Aug. 17, 2015
The world is becoming more interconnected by the second as the rapid advancement in “connectivity” technologies escalates at a dizzying pace. Smartphones, tablets and a host of other electronic devices for personal and business use are now commonplace. As a result, business travelers today expect to be connected to the office, clients, employees and their families and friends 24/7 no matter where they are, even if it’s from 40,000 feet in the air.
Nowhere is the impact of this trend more evident than in the cockpits and cabins of today’s business aircraft. Gone are the days when in-flight Internet access, video streaming and text-and-talk services were futuristic “blue sky” notions of what might be possible someday.
The future has arrived with a bang, and the business aviation industry’s many providers of satellite and ground-based connectivity equipment, devices and services for both the cabin and crew are ramping up in a big way to keep up with the exploding demand.
“There definitely has been a shift to broadband being required on board an aircraft,” said Scott Hamilton, chief strategy officer of Satcom Direct. “Any new aircraft coming out of an OEM is being equipped with some sort of broadband capability. And, aircraft buyers, one of the first things they do if they’re buying an aircraft that is not equipped, is to put some sort of broadband capability on the airplane.”
Growing expectations are driving this trend, say aviation connectivity experts, as today’s business travelers demand access not just to email and the Internet, but also the ability to conduct video conferences and upload and download large files and reports while en route. They also want fast connections and reliable service, just like they receive in their homes and offices.
“Passengers have an expectation that what they can do on the ground, they also [should be able to do] in the air,” said James Person, director of ViaSat’s GA/VVIP business sector. “They have an expectation that they can stream high-definition video and movies.
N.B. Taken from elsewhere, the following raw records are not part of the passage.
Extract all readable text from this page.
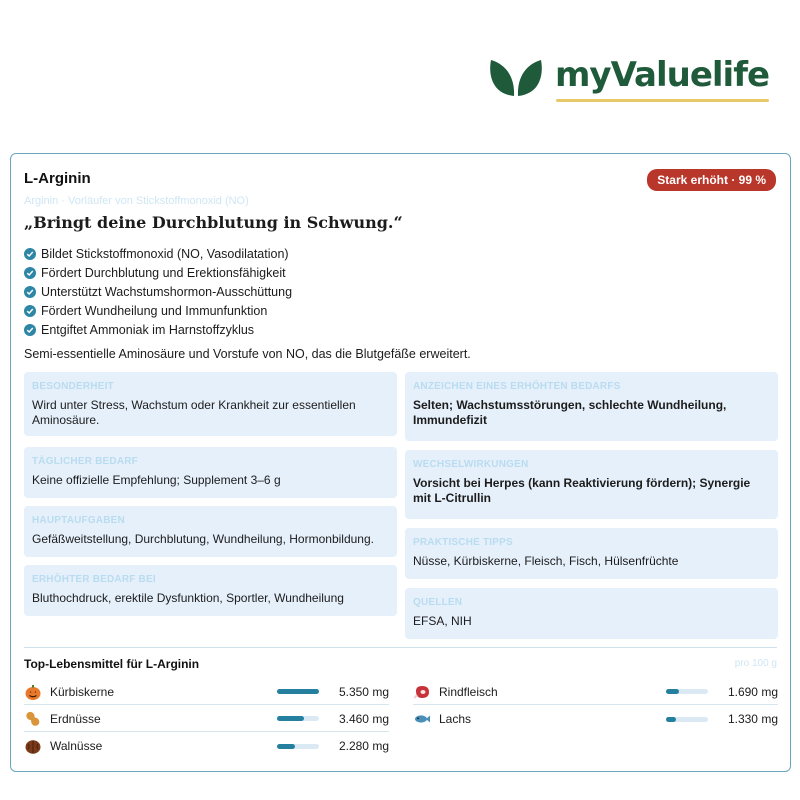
myValuelife
L-Arginin	Stark erhöht · 99 %
Arginin · Vorläufer von Stickstoffmonoxid (NO)
„Bringt deine Durchblutung in Schwung.“
Bildet Stickstoffmonoxid (NO, Vasodilatation)
Fördert Durchblutung und Erektionsfähigkeit
Unterstützt Wachstumshormon-Ausschüttung
Fördert Wundheilung und Immunfunktion
Entgiftet Ammoniak im Harnstoffzyklus
Semi-essentielle Aminosäure und Vorstufe von NO, das die Blutgefäße erweitert.
BESONDERHEIT
Wird unter Stress, Wachstum oder Krankheit zur essentiellen Aminosäure.
TÄGLICHER BEDARF
Keine offizielle Empfehlung; Supplement 3–6 g
HAUPTAUFGABEN
Gefäßweitstellung, Durchblutung, Wundheilung, Hormonbildung.
ERHÖHTER BEDARF BEI
Bluthochdruck, erektile Dysfunktion, Sportler, Wundheilung
ANZEICHEN EINES ERHÖHTEN BEDARFS
Selten; Wachstumsstörungen, schlechte Wundheilung, Immundefizit
WECHSELWIRKUNGEN
Vorsicht bei Herpes (kann Reaktivierung fördern); Synergie mit L-Citrullin
PRAKTISCHE TIPPS
Nüsse, Kürbiskerne, Fleisch, Fisch, Hülsenfrüchte
QUELLEN
EFSA, NIH
Top-Lebensmittel für L-Arginin	pro 100 g
Kürbiskerne	5.350 mg
Erdnüsse	3.460 mg
Walnüsse	2.280 mg
Rindfleisch	1.690 mg
Lachs	1.330 mg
We’re delivering that in the air today.”
But meeting these expectations can be a challenge given the unusual operating environment of a business aircraft, as well as space and cost considerations that operators and OEMs must consider when installing connectivity systems.
“People today look at the Internet as something that is readily available,” said Jim Sparks, immediate past chairman of the NBAA Maintenance Committee. “You put this technology in an aircraft that is operating at 80 to 90 percent of the speed of sound at 40,000 feet over the earth anywhere in a given location, and it’s a minor miracle to get online at all.”
The transformation hasn’t been limited to the passenger cabin. It’s also transforming air-to-ground (ATG) communications in the cockpit. Today’s business jets now can connect to ground-based computers, enabling real-time monitoring of a host of aircraft operations and data, along with the ability to alert both those on the ground and in the cockpit to potential issues. Electronic flight bags (EFB) also have simplified operations for pilots and have reduced the amount of paperwork they must carry into the cockpit.
Consider the case of Avionics & Systems Integration Group (ASIG), maker of a variety of systems integration products for commercial, military and business aviation. Its Fly Tab iPad EFB is a Class 2 offering designed for commercial aircraft operators. Pilots can view and manage all aircraft operations from an Apple iPad display.
“When the pilot comes in with an iPad, it is placed into airplane mode, and all the onboard avionics are managed by our aircraft interface,” said Luke Ribich, ASIG managing director. “You can connect to a satcom system, or terrestrial or satellite-based broadband system. However, the data communications between the iPad device and the aircraft is facilitated on the wire.”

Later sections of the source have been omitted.